To shed light on the issue, I referred to the UK's effort to reform sentencing in the consultation paper and in the Government's Response, which was tabled in June of 2011, with recommendations on sentencing reform. I ended the blog rather ominously, asking if redemption was, in fact, dead.
Why? The UK Government response is telling: most of the recommendations flow from the Government's first recommendation or promise to make punishment "demanding, robust, and credible." Indeed, the UK will accomplish this goal by transforming "prisons into places of hard work." Suddenly, we are transported to Dickensian England with penal work houses or even to the American dirty thirties with the ubiquitous chain gangs.
But the road to no redemption does not end there. Another goal is to make offenders pay back to the victim. This is not a concept of restorative justice. No, this is retribution, as those same prisoners who will be put to "hard work" will have those earnings partially estreated in favour of victim services programs. This is much different than the victim surcharge program we have in our Criminal Code under s.737 or the restitution orders available under s.738.
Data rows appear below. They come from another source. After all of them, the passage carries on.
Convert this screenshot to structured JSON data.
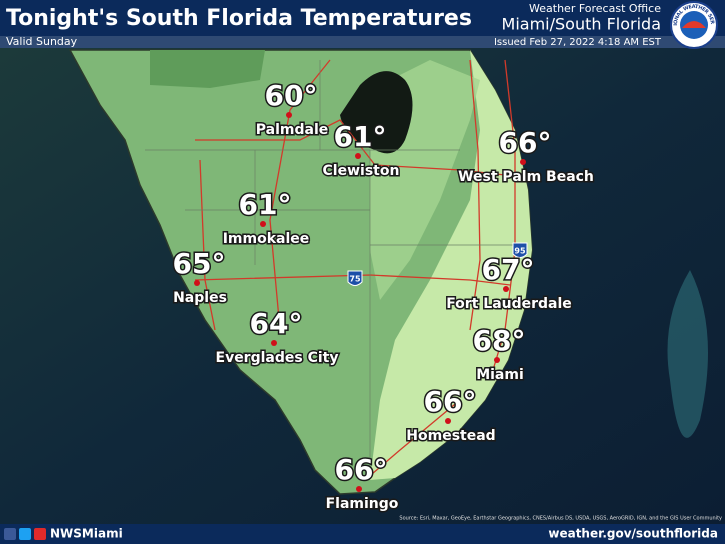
{
  "header": {
    "title": "Tonight's South Florida Temperatures",
    "valid": "Valid Sunday",
    "office": "Weather Forecast Office",
    "location": "Miami/South Florida",
    "issued": "Issued Feb 27, 2022 4:18 AM EST",
    "logo": "NATIONAL WEATHER SERVICE"
  },
  "cities": [
    {
      "name": "Palmdale",
      "temperature": "60°"
    },
    {
      "name": "Clewiston",
      "temperature": "61°"
    },
    {
      "name": "West Palm Beach",
      "temperature": "66°"
    },
    {
      "name": "Immokalee",
      "temperature": "61°"
    },
    {
      "name": "Naples",
      "temperature": "65°"
    },
    {
      "name": "Everglades City",
      "temperature": "64°"
    },
    {
      "name": "Fort Lauderdale",
      "temperature": "67°"
    },
    {
      "name": "Miami",
      "temperature": "68°"
    },
    {
      "name": "Homestead",
      "temperature": "66°"
    },
    {
      "name": "Flamingo",
      "temperature": "66°"
    }
  ],
  "highways": [
    "75",
    "95"
  ],
  "attribution": "Source: Esri, Maxar, GeoEye, Earthstar Geographics, CNES/Airbus DS, USDA, USGS, AeroGRID, IGN, and the GIS User Community",
  "footer": {
    "social": "NWSMiami",
    "website": "weather.gov/southflorida"
  }
}
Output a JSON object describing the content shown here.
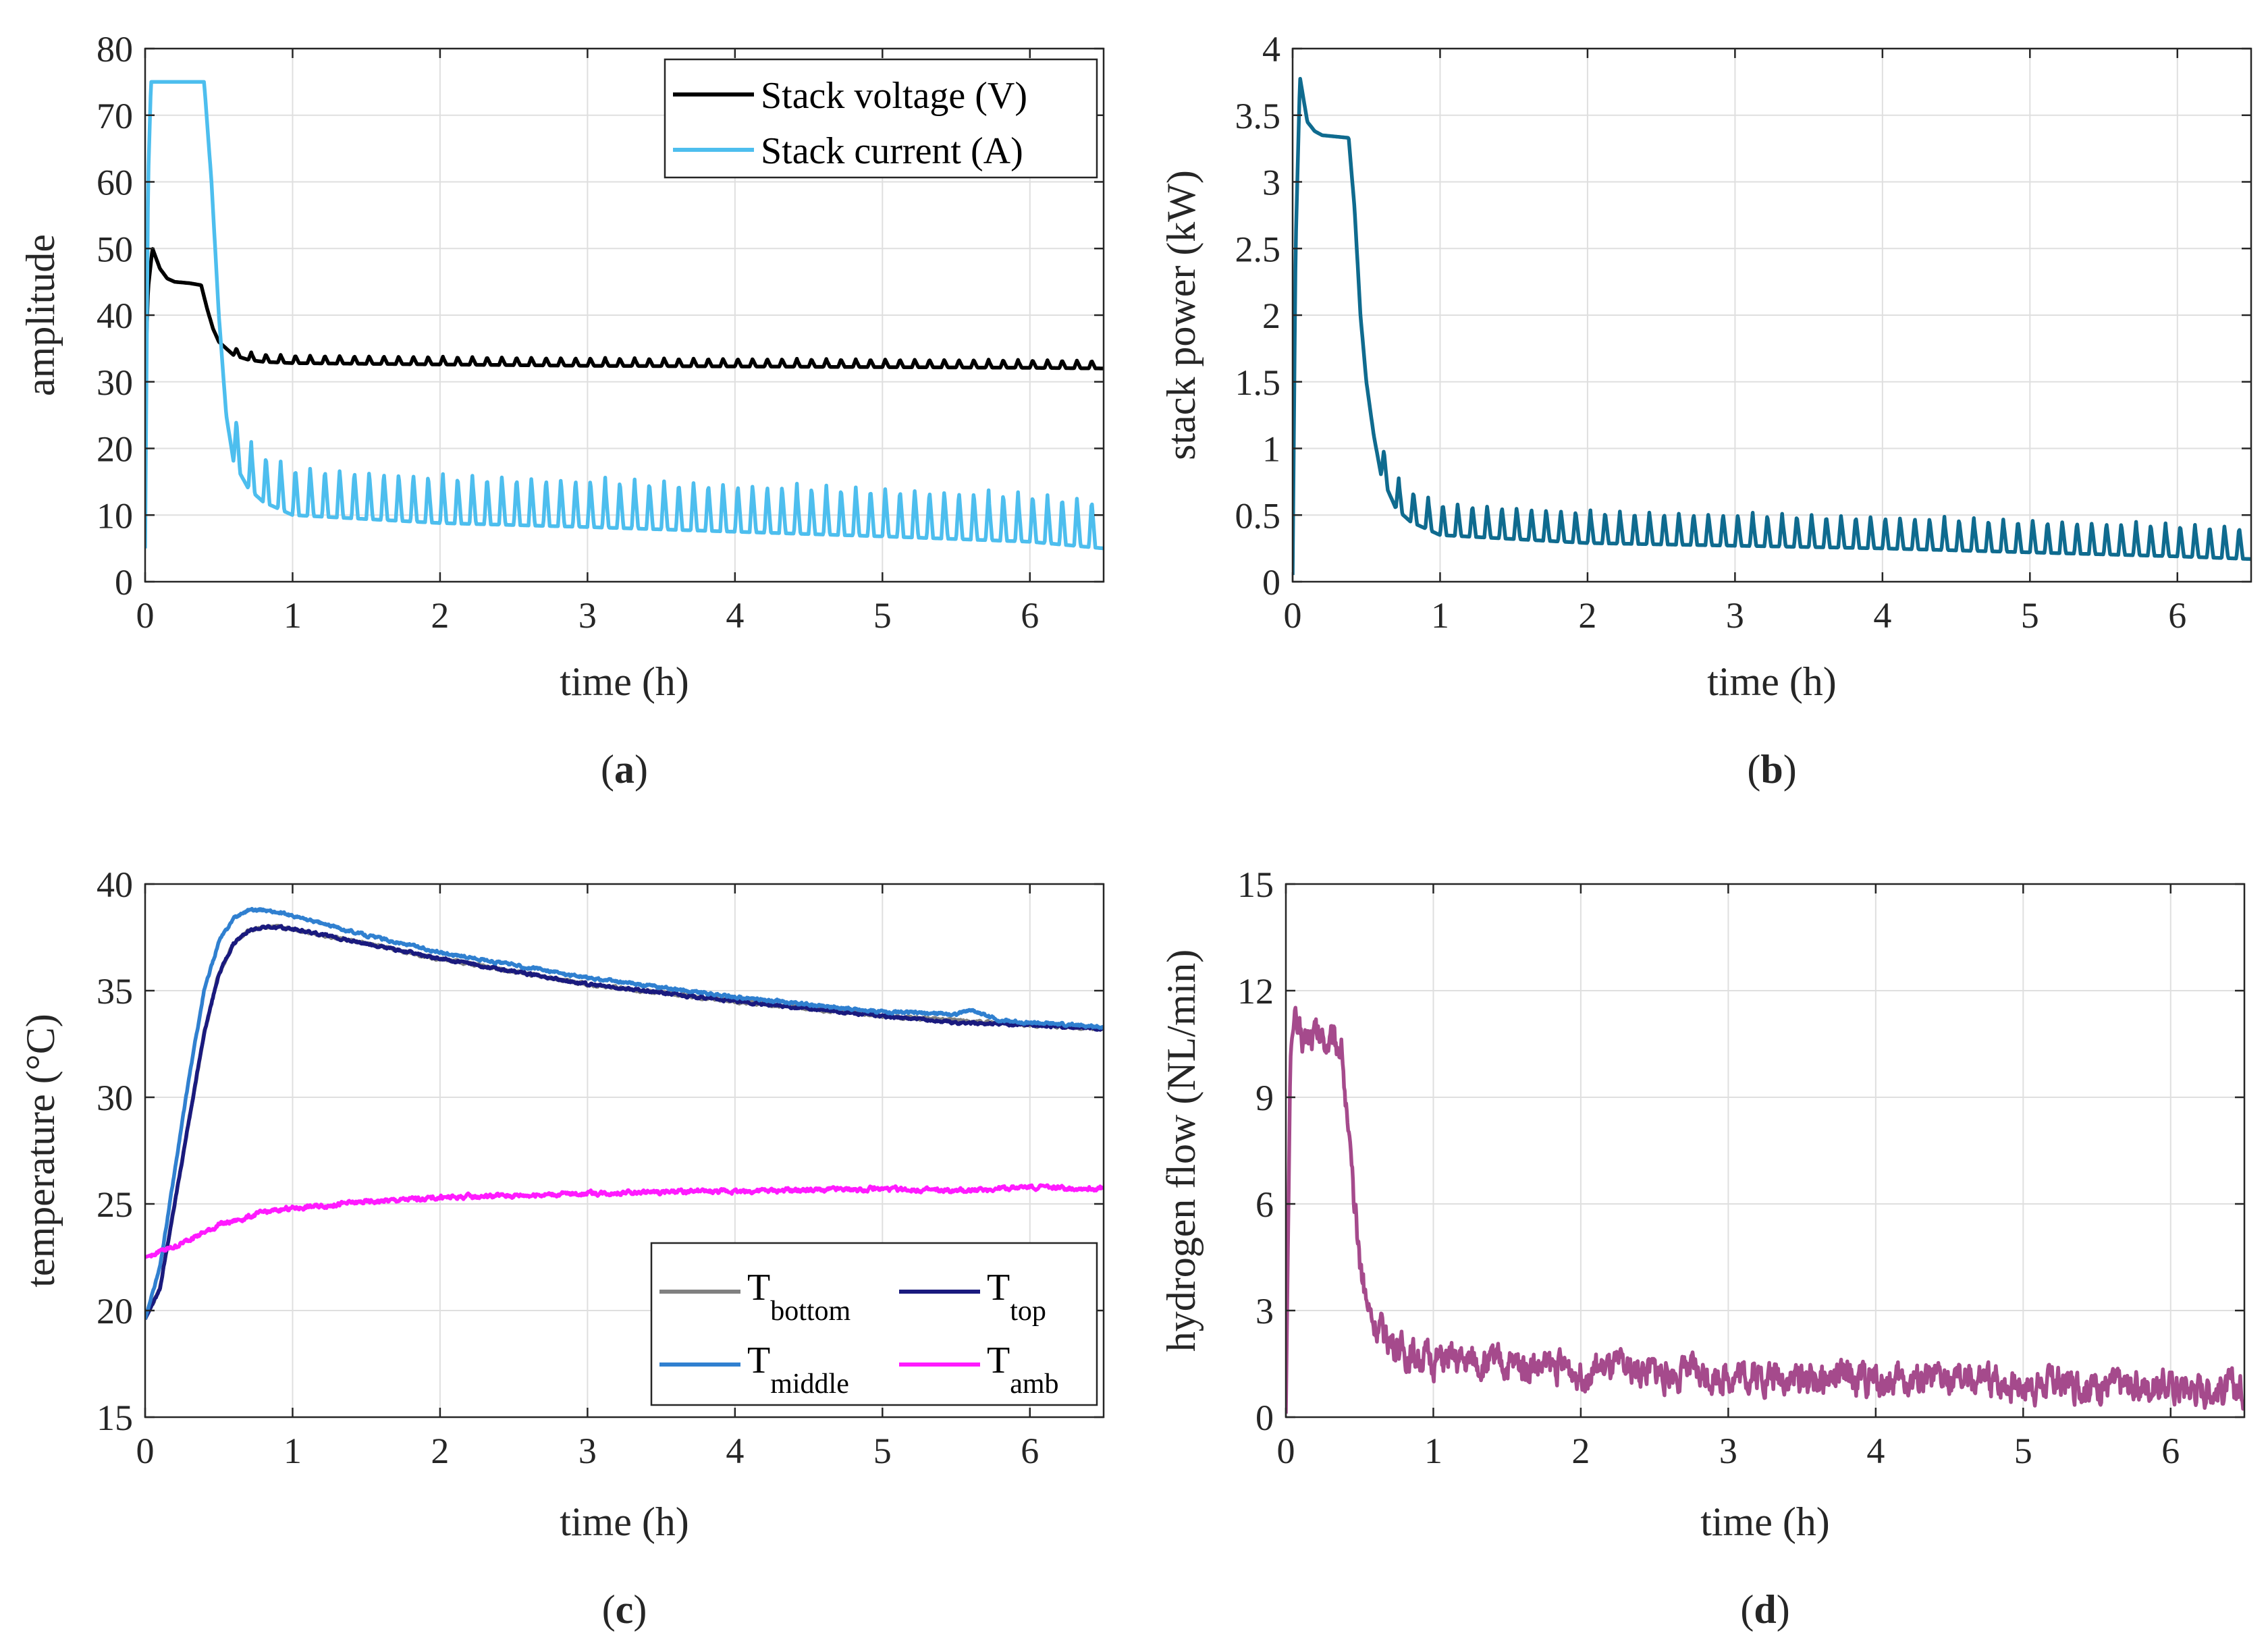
{
  "chart_data": [
    {
      "panel": "a",
      "caption": "(a)",
      "caption_letter": "a",
      "type": "line",
      "xlabel": "time (h)",
      "ylabel": "amplitude",
      "xlim": [
        0,
        6.5
      ],
      "ylim": [
        0,
        80
      ],
      "xticks": [
        0,
        1,
        2,
        3,
        4,
        5,
        6
      ],
      "yticks": [
        0,
        10,
        20,
        30,
        40,
        50,
        60,
        70,
        80
      ],
      "grid": true,
      "legend_position": "top-right",
      "series": [
        {
          "name": "Stack voltage (V)",
          "color": "#000000",
          "legend": true,
          "points": [
            [
              0,
              30
            ],
            [
              0.02,
              44
            ],
            [
              0.05,
              50
            ],
            [
              0.1,
              47
            ],
            [
              0.15,
              45.5
            ],
            [
              0.2,
              45
            ],
            [
              0.3,
              44.8
            ],
            [
              0.38,
              44.5
            ],
            [
              0.42,
              41
            ],
            [
              0.46,
              38
            ],
            [
              0.5,
              36
            ],
            [
              0.55,
              35
            ],
            [
              0.6,
              34
            ],
            [
              0.7,
              33.3
            ],
            [
              0.8,
              33
            ],
            [
              1,
              32.8
            ],
            [
              2,
              32.6
            ],
            [
              3,
              32.4
            ],
            [
              4,
              32.3
            ],
            [
              5,
              32.2
            ],
            [
              6,
              32.1
            ],
            [
              6.5,
              32
            ]
          ],
          "spikes": {
            "start": 0.6,
            "end": 6.5,
            "period": 0.1,
            "amplitude": 1.2,
            "width": 0.02
          }
        },
        {
          "name": "Stack current (A)",
          "color": "#4DBEEE",
          "legend": true,
          "points": [
            [
              0,
              5
            ],
            [
              0.02,
              60
            ],
            [
              0.04,
              75
            ],
            [
              0.4,
              75
            ],
            [
              0.45,
              60
            ],
            [
              0.5,
              40
            ],
            [
              0.55,
              25
            ],
            [
              0.6,
              18
            ],
            [
              0.7,
              14
            ],
            [
              0.8,
              12
            ],
            [
              1,
              10
            ],
            [
              2,
              8.8
            ],
            [
              3,
              8.2
            ],
            [
              4,
              7.5
            ],
            [
              5,
              6.8
            ],
            [
              6,
              6
            ],
            [
              6.5,
              5
            ]
          ],
          "spikes": {
            "start": 0.6,
            "end": 6.5,
            "period": 0.1,
            "amplitude": 7.5,
            "width": 0.02
          }
        }
      ]
    },
    {
      "panel": "b",
      "caption": "(b)",
      "caption_letter": "b",
      "type": "line",
      "xlabel": "time (h)",
      "ylabel": "stack power (kW)",
      "xlim": [
        0,
        6.5
      ],
      "ylim": [
        0,
        4
      ],
      "xticks": [
        0,
        1,
        2,
        3,
        4,
        5,
        6
      ],
      "yticks": [
        0,
        0.5,
        1,
        1.5,
        2,
        2.5,
        3,
        3.5,
        4
      ],
      "grid": true,
      "series": [
        {
          "name": "stack power",
          "color": "#0F6B8F",
          "legend": false,
          "points": [
            [
              0,
              0.05
            ],
            [
              0.02,
              2.5
            ],
            [
              0.05,
              3.78
            ],
            [
              0.1,
              3.45
            ],
            [
              0.15,
              3.38
            ],
            [
              0.2,
              3.35
            ],
            [
              0.38,
              3.33
            ],
            [
              0.42,
              2.8
            ],
            [
              0.46,
              2
            ],
            [
              0.5,
              1.5
            ],
            [
              0.55,
              1.1
            ],
            [
              0.6,
              0.8
            ],
            [
              0.7,
              0.55
            ],
            [
              0.8,
              0.45
            ],
            [
              1,
              0.35
            ],
            [
              2,
              0.29
            ],
            [
              3,
              0.27
            ],
            [
              4,
              0.25
            ],
            [
              5,
              0.22
            ],
            [
              6,
              0.19
            ],
            [
              6.5,
              0.17
            ]
          ],
          "spikes": {
            "start": 0.6,
            "end": 6.5,
            "period": 0.1,
            "amplitude": 0.25,
            "width": 0.02
          }
        }
      ]
    },
    {
      "panel": "c",
      "caption": "(c)",
      "caption_letter": "c",
      "type": "line",
      "xlabel": "time (h)",
      "ylabel": "temperature (°C)",
      "xlim": [
        0,
        6.5
      ],
      "ylim": [
        15,
        40
      ],
      "xticks": [
        0,
        1,
        2,
        3,
        4,
        5,
        6
      ],
      "yticks": [
        15,
        20,
        25,
        30,
        35,
        40
      ],
      "grid": true,
      "legend_position": "bottom-right",
      "series": [
        {
          "name": "T",
          "subscript": "bottom",
          "color": "#808080",
          "legend": true,
          "points": [
            [
              0,
              19.6
            ],
            [
              0.1,
              21
            ],
            [
              0.2,
              25
            ],
            [
              0.3,
              29
            ],
            [
              0.4,
              33
            ],
            [
              0.5,
              35.8
            ],
            [
              0.6,
              37.2
            ],
            [
              0.7,
              37.8
            ],
            [
              0.8,
              38
            ],
            [
              1,
              37.9
            ],
            [
              1.5,
              37.2
            ],
            [
              2,
              36.5
            ],
            [
              3,
              35.3
            ],
            [
              4,
              34.5
            ],
            [
              5,
              33.8
            ],
            [
              5.5,
              33.6
            ],
            [
              6,
              33.4
            ],
            [
              6.5,
              33.2
            ]
          ],
          "noise": 0.05
        },
        {
          "name": "T",
          "subscript": "top",
          "color": "#1A1A7E",
          "legend": true,
          "points": [
            [
              0,
              19.6
            ],
            [
              0.1,
              21
            ],
            [
              0.2,
              25
            ],
            [
              0.3,
              29
            ],
            [
              0.4,
              33
            ],
            [
              0.5,
              35.8
            ],
            [
              0.6,
              37.2
            ],
            [
              0.7,
              37.8
            ],
            [
              0.8,
              38
            ],
            [
              1,
              37.9
            ],
            [
              1.5,
              37.2
            ],
            [
              2,
              36.5
            ],
            [
              3,
              35.3
            ],
            [
              4,
              34.5
            ],
            [
              5,
              33.8
            ],
            [
              5.5,
              33.5
            ],
            [
              6,
              33.4
            ],
            [
              6.5,
              33.2
            ]
          ],
          "noise": 0.05
        },
        {
          "name": "T",
          "subscript": "middle",
          "color": "#3080D0",
          "legend": true,
          "points": [
            [
              0,
              19.6
            ],
            [
              0.1,
              22
            ],
            [
              0.2,
              26.5
            ],
            [
              0.3,
              31
            ],
            [
              0.4,
              35
            ],
            [
              0.5,
              37.3
            ],
            [
              0.6,
              38.4
            ],
            [
              0.7,
              38.8
            ],
            [
              0.8,
              38.8
            ],
            [
              1,
              38.5
            ],
            [
              1.5,
              37.6
            ],
            [
              2,
              36.8
            ],
            [
              3,
              35.6
            ],
            [
              4,
              34.7
            ],
            [
              5,
              34
            ],
            [
              5.5,
              33.9
            ],
            [
              5.6,
              34.1
            ],
            [
              5.8,
              33.6
            ],
            [
              6,
              33.5
            ],
            [
              6.5,
              33.3
            ]
          ],
          "noise": 0.05
        },
        {
          "name": "T",
          "subscript": "amb",
          "color": "#FF1AFF",
          "legend": true,
          "points": [
            [
              0,
              22.5
            ],
            [
              0.2,
              23
            ],
            [
              0.5,
              24
            ],
            [
              0.8,
              24.6
            ],
            [
              1,
              24.8
            ],
            [
              1.5,
              25.1
            ],
            [
              2,
              25.3
            ],
            [
              2.5,
              25.4
            ],
            [
              3,
              25.5
            ],
            [
              4,
              25.6
            ],
            [
              5,
              25.7
            ],
            [
              5.5,
              25.6
            ],
            [
              6,
              25.8
            ],
            [
              6.5,
              25.7
            ]
          ],
          "noise": 0.08
        }
      ]
    },
    {
      "panel": "d",
      "caption": "(d)",
      "caption_letter": "d",
      "type": "line",
      "xlabel": "time (h)",
      "ylabel": "hydrogen flow (NL/min)",
      "xlim": [
        0,
        6.5
      ],
      "ylim": [
        0,
        15
      ],
      "xticks": [
        0,
        1,
        2,
        3,
        4,
        5,
        6
      ],
      "yticks": [
        0,
        3,
        6,
        9,
        12,
        15
      ],
      "grid": true,
      "series": [
        {
          "name": "hydrogen flow",
          "color": "#A54A8C",
          "legend": false,
          "points": [
            [
              0,
              0.1
            ],
            [
              0.03,
              10
            ],
            [
              0.05,
              11.3
            ],
            [
              0.1,
              10.6
            ],
            [
              0.2,
              10.8
            ],
            [
              0.3,
              10.6
            ],
            [
              0.38,
              10.5
            ],
            [
              0.42,
              8
            ],
            [
              0.46,
              6
            ],
            [
              0.5,
              4.5
            ],
            [
              0.55,
              3.2
            ],
            [
              0.6,
              2.6
            ],
            [
              0.7,
              2.2
            ],
            [
              0.8,
              1.8
            ],
            [
              1,
              1.6
            ],
            [
              2,
              1.35
            ],
            [
              3,
              1.2
            ],
            [
              4,
              1.05
            ],
            [
              5,
              0.95
            ],
            [
              6,
              0.85
            ],
            [
              6.5,
              0.75
            ]
          ],
          "noise": 0.35
        }
      ]
    }
  ]
}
There are more examples of how this reformation has gone retro; taking us back to the old theories of Herbert Packer's crime and control model and the notion of the "stick is better than the carrot" at deterring crime. Will this "reform" work? Only time will tell. In a country like the UK, where riots turn particularly nasty (although who are we to judge in light of Vancouver's riots), there is immense public pressure to "get tough on crime."
In the end, however, whichever road is taken will not provide the real answer to how a society can minimize crime without compromising the principles of fundamental justice. In the end, only time will tell.